Comme mentionné précédemment, j’ai fait appel à des interprètes pour la réalisation de deux entretiens. Lors de la première rencontre avec les participants concernés, nous avions convenu qu’il serait intéressant d’approfondir quelques questions en présence d’un interprète, le niveau de connaissance du français de ces participants étant apparu comme une limite à l’expression de certaines idées. Pour des raisons de compatibilité d’horaire, j’ai dû collaborer avec deux interprètes différents. Il importe de mentionner que lors de ces rencontres, les deux jeunes d’origine bhoutanaise qui ont agi comme interprètes ont aussi joué le rôle de médiateur culturel, prenant la peine d’expliquer certains éléments liés à la culture bhoutanaise et népalaise (Morissette, 2007). En présence d’un interprète, le récit de vie s’avère alors la création conjointe de trois acteurs : celui qui raconte sa vie, celui qui en fait la traduction et celui de la chercheure, qui reçoit les confidences et choisit les relances (Gonseth et Maillard, 1987).

Pour certains réfugiés rencontrés, les questions reliées à la vie au Bhoutan, à la période où ils ont connu l’exil, à certains aspects de la vie au Népal ou celles touchant les semaines qui ont précédé leur départ des camps, ont parfois fait ressurgir des souvenirs associés à de fortes émotions. Si quelques-uns ont versé des larmes, pour d’autres, c’est leur corps qui a parlé, alors que je remarquais leur regard qui devenait soudainement nerveux et fuyant. Ces éléments de la communication non verbale sont partie prenante du récit l’individu. Ils sont aussi révélateurs, si ce n’est plus, que les mots choisis pour l’élaboration du récit de vie. Enfin, développer la capacité d’accueillir ces émotions de même que des confidences ou des témoignages qui sont parfois troublants demande au chercheur une préparation rigoureuse. Dans mon cas, celle-ci a débuté avec de nombreuses lectures sur l’histoire des réfugiés d’origine bhoutanaise portant notamment sur le contexte et les

conditions de leur exil et sur leur vie dans les camps de réfugiés au Népal. Ceci afin que les personnes qui avaient accepté mon invitation puissent lire au fond de mon regard que je savais, que je comprenais et, surtout, qu’ils n’avaient pas besoin de détailler certains aspects qu’ils préféraient garder pour eux. Ce sont ces petites choses qui favorisent la création d’un lien de confiance et qui font de la rencontre un moment d’échanges et d’apprentissages mutuels privilégiés. C’est aussi ce qui rend chaque rencontre unique.
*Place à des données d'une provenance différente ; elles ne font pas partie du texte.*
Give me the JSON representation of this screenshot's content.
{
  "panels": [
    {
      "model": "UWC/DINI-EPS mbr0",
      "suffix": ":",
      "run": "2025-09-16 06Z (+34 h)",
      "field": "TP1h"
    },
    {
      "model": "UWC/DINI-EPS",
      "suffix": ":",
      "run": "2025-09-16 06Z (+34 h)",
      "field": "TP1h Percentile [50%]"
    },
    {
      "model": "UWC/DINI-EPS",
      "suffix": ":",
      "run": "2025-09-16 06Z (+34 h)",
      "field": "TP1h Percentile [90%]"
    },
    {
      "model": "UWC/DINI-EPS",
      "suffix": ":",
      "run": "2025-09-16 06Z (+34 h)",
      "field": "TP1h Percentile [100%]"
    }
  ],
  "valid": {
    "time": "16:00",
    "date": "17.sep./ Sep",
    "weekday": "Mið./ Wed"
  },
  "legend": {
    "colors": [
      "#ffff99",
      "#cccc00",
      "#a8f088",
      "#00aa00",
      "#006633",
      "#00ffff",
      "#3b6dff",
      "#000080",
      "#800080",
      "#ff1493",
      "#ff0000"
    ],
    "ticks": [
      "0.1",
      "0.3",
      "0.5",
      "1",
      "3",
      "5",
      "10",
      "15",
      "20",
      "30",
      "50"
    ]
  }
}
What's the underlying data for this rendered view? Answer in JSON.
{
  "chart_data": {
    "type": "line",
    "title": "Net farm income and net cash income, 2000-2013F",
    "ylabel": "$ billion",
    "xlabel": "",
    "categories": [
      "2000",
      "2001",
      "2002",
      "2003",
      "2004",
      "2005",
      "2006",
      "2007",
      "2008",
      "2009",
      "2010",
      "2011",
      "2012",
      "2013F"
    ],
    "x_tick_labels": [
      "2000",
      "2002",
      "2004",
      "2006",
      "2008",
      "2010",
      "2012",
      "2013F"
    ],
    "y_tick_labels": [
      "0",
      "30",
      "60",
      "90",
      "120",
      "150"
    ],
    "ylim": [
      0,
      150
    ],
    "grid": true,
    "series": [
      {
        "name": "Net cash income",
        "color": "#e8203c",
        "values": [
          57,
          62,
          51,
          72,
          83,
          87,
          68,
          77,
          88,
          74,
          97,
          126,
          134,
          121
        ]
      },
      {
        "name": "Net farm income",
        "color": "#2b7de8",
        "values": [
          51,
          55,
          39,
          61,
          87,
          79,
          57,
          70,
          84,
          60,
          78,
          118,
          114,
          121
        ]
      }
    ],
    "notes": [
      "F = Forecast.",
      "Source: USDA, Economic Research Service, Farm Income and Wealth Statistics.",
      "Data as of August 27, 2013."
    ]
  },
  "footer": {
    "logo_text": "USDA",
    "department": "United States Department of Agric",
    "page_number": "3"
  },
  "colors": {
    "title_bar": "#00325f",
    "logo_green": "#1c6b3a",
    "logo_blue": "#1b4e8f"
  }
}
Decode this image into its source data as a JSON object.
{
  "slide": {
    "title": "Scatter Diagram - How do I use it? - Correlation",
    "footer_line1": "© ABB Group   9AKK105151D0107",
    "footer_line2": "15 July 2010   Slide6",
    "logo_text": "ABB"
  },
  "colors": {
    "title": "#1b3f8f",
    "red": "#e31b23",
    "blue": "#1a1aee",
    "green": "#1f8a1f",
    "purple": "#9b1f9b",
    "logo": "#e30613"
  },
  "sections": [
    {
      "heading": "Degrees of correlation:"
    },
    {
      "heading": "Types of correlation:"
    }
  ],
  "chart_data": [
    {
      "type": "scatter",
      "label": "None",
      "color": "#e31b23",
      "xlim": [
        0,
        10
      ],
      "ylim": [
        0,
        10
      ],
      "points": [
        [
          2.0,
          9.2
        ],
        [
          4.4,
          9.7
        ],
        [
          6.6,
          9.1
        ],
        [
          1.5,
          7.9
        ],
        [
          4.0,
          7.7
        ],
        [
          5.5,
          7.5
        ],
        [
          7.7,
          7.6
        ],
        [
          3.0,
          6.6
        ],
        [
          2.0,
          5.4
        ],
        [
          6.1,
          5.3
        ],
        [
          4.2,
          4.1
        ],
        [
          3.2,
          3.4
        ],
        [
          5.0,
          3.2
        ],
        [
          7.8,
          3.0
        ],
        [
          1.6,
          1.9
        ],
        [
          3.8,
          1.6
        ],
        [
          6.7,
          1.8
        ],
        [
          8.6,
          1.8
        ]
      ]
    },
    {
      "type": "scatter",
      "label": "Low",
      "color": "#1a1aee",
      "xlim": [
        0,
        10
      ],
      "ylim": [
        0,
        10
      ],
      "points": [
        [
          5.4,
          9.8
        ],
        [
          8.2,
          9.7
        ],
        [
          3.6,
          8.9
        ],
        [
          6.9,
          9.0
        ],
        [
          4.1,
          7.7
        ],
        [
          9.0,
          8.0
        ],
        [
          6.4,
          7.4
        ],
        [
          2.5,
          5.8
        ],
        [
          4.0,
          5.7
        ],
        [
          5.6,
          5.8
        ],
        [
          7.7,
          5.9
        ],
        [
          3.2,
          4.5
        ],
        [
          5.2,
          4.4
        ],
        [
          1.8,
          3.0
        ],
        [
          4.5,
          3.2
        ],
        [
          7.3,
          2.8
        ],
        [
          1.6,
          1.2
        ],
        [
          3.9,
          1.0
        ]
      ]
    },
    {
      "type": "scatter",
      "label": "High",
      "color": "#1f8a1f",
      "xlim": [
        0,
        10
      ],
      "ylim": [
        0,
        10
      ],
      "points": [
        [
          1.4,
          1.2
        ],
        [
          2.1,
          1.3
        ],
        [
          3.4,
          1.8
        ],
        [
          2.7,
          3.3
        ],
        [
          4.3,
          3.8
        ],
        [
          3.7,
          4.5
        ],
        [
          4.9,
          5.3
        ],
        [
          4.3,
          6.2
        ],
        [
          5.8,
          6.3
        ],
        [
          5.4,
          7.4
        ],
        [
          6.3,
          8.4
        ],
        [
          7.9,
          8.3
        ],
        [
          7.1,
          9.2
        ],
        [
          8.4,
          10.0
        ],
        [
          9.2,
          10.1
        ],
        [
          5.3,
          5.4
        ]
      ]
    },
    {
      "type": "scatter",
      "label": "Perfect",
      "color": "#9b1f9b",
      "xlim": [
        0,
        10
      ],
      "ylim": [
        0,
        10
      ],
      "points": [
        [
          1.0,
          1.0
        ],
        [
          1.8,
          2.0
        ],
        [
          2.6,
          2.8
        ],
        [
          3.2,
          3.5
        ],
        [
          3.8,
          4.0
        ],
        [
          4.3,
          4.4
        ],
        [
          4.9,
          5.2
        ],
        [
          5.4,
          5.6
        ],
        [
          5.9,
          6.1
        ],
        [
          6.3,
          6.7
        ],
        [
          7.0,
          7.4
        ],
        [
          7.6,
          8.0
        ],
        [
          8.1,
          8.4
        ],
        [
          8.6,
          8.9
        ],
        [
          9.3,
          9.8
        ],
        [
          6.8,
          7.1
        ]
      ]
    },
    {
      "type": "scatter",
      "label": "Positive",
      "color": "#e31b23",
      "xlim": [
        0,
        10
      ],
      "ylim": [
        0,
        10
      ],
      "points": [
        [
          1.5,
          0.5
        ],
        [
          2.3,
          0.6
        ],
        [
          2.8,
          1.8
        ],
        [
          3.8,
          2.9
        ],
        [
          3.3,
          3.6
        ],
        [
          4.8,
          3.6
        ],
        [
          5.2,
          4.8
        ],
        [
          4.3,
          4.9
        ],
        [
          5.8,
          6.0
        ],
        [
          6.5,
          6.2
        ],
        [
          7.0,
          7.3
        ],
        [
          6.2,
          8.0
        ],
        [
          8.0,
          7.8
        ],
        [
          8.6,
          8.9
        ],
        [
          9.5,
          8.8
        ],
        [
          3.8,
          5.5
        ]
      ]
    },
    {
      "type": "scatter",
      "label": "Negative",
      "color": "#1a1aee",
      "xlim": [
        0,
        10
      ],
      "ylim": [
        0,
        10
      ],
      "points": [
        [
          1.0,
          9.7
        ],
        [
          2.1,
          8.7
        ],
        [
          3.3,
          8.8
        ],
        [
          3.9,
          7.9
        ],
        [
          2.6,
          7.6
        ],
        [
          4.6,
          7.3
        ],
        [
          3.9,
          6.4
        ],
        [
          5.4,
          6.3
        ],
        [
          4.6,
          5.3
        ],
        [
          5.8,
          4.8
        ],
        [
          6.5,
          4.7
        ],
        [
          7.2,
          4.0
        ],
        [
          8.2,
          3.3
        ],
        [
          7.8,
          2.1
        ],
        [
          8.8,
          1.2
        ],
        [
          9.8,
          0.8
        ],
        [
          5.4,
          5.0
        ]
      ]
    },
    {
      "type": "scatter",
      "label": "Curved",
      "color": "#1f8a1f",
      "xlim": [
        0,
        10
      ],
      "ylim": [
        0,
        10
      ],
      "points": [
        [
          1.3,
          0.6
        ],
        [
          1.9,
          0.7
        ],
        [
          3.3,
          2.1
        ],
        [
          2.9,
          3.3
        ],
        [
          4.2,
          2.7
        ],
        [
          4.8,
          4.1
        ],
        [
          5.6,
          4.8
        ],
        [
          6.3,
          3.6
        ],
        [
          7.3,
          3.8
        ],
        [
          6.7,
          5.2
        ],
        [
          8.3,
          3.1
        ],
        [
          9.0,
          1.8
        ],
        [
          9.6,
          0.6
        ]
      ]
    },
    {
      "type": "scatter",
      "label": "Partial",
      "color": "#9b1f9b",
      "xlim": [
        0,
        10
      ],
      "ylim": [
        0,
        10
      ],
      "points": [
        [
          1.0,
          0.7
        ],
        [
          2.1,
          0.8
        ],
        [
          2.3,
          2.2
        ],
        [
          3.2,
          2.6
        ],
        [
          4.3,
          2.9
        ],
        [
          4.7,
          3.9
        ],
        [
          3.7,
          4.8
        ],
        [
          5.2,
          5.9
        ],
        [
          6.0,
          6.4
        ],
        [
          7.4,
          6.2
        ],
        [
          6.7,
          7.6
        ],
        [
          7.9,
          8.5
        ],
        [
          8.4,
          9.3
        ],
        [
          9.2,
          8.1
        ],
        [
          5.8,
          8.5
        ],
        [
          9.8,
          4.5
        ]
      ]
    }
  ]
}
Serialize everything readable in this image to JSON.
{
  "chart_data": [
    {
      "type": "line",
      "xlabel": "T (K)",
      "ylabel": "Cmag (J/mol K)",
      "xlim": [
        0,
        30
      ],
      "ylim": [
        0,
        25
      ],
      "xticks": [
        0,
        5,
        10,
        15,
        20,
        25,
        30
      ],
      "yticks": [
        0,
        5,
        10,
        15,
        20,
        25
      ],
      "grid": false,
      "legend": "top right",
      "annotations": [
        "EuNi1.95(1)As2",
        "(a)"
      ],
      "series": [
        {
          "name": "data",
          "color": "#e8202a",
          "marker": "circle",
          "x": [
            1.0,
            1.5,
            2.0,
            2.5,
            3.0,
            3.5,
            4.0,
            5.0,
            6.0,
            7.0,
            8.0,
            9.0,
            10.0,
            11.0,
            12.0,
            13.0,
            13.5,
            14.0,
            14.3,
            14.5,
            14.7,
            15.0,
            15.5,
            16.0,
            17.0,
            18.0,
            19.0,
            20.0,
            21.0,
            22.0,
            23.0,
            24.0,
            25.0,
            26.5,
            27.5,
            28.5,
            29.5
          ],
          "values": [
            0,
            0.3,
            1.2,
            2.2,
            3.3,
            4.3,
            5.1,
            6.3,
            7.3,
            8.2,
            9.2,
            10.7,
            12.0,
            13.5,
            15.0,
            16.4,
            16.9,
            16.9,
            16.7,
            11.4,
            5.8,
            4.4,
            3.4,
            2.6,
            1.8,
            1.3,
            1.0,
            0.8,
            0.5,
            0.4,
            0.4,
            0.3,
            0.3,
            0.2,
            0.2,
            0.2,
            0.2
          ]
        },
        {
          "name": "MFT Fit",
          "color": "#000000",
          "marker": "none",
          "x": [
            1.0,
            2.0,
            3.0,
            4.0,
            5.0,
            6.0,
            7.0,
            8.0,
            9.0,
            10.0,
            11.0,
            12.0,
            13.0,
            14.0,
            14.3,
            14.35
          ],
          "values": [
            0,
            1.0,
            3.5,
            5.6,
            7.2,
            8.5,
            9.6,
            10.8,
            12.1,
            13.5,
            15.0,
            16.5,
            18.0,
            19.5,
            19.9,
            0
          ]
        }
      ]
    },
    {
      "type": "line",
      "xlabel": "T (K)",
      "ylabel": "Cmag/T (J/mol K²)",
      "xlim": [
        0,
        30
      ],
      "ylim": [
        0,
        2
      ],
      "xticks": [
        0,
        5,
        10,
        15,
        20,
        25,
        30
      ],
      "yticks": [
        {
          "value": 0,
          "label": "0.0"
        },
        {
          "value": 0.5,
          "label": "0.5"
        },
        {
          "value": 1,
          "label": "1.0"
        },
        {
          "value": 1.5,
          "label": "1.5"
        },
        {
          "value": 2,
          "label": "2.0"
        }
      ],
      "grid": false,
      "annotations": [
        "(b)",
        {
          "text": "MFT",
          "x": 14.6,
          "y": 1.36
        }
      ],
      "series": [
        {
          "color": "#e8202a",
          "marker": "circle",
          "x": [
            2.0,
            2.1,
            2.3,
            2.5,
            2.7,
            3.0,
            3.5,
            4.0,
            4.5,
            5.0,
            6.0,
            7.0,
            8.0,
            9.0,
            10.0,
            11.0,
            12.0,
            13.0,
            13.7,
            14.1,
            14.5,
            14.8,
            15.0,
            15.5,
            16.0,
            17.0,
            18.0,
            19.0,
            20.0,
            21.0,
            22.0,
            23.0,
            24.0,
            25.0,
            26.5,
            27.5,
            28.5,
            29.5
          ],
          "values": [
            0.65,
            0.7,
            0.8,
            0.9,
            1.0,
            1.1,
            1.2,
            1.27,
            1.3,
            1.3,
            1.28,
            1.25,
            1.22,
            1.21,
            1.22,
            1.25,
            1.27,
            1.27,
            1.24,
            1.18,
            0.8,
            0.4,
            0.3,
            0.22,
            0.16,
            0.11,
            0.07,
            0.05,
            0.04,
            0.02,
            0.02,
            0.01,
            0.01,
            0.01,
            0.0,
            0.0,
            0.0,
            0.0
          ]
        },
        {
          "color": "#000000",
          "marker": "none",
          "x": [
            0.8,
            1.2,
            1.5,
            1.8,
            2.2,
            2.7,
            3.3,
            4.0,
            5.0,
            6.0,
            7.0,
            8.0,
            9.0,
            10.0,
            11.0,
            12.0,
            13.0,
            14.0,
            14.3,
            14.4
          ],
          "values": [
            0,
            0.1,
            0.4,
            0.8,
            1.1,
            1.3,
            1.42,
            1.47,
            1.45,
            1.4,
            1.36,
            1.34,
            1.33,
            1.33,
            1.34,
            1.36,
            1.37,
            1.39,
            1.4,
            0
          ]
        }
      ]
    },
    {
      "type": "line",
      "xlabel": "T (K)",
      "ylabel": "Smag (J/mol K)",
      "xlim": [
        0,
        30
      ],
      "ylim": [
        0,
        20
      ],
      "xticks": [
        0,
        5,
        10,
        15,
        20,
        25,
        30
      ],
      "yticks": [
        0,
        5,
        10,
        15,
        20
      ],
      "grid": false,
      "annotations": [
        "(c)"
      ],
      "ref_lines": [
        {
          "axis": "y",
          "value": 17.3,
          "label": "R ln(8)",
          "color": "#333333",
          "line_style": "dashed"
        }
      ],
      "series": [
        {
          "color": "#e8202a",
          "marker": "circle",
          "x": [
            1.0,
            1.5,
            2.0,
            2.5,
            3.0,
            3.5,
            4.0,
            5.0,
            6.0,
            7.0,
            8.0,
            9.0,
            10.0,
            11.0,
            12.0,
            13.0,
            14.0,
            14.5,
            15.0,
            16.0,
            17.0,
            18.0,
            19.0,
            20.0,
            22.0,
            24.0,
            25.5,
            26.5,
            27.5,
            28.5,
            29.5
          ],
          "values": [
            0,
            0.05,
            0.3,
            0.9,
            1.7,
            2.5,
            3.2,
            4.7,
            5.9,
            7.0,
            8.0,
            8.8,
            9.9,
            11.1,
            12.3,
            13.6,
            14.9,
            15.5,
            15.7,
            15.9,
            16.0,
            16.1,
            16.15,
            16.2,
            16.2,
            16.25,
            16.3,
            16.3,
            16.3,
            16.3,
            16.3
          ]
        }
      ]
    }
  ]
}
Le fait de me déplacer au sein des foyers des personnes rencontrées m’a permis d’accéder à des parcelles de leur quotidien auxquelles il m’aurait été impossible d’avoir accès autrement. Je ne compte plus le nombre de thés qui m’ont été servis, ainsi que les repas cuisinés à mon intention afin que je puisse les partager avec eux à la suite de l’entretien. De même, j’ai appris à apprécier les allées et venues des voisins, membres de la famille et amis qui faisaient irruption à tout moment lors des rencontres avec les participants. Bien souvent, leur venue n’entravait pas leur déroulement, mais permettait plutôt à leur voix de s’ajouter aux témoignages déjà obtenus. Enfin, prendre ainsi place dans leur demeure me rappelait constamment à quel point les préoccupations peuvent être nombreuses au quotidien, notamment celles liées aux responsabilités familiales. Cette présence sur le terrain nourrissait ma démarche de terrain, en ce que « la description ethnographique est loin de se limiter à une perception exclusivement visuelle. Elle mobilise la totalité de l’intelligence et de la sensibilité du chercheur, mieux de sa sensualité, et le conduit à travers la vue, l’ouïe, l’odorat, le toucher et le goût à s’attarder sur les différentes sensations rencontrées, à les détailler minutieusement » (Laplantine, 2005, p. 19‑20).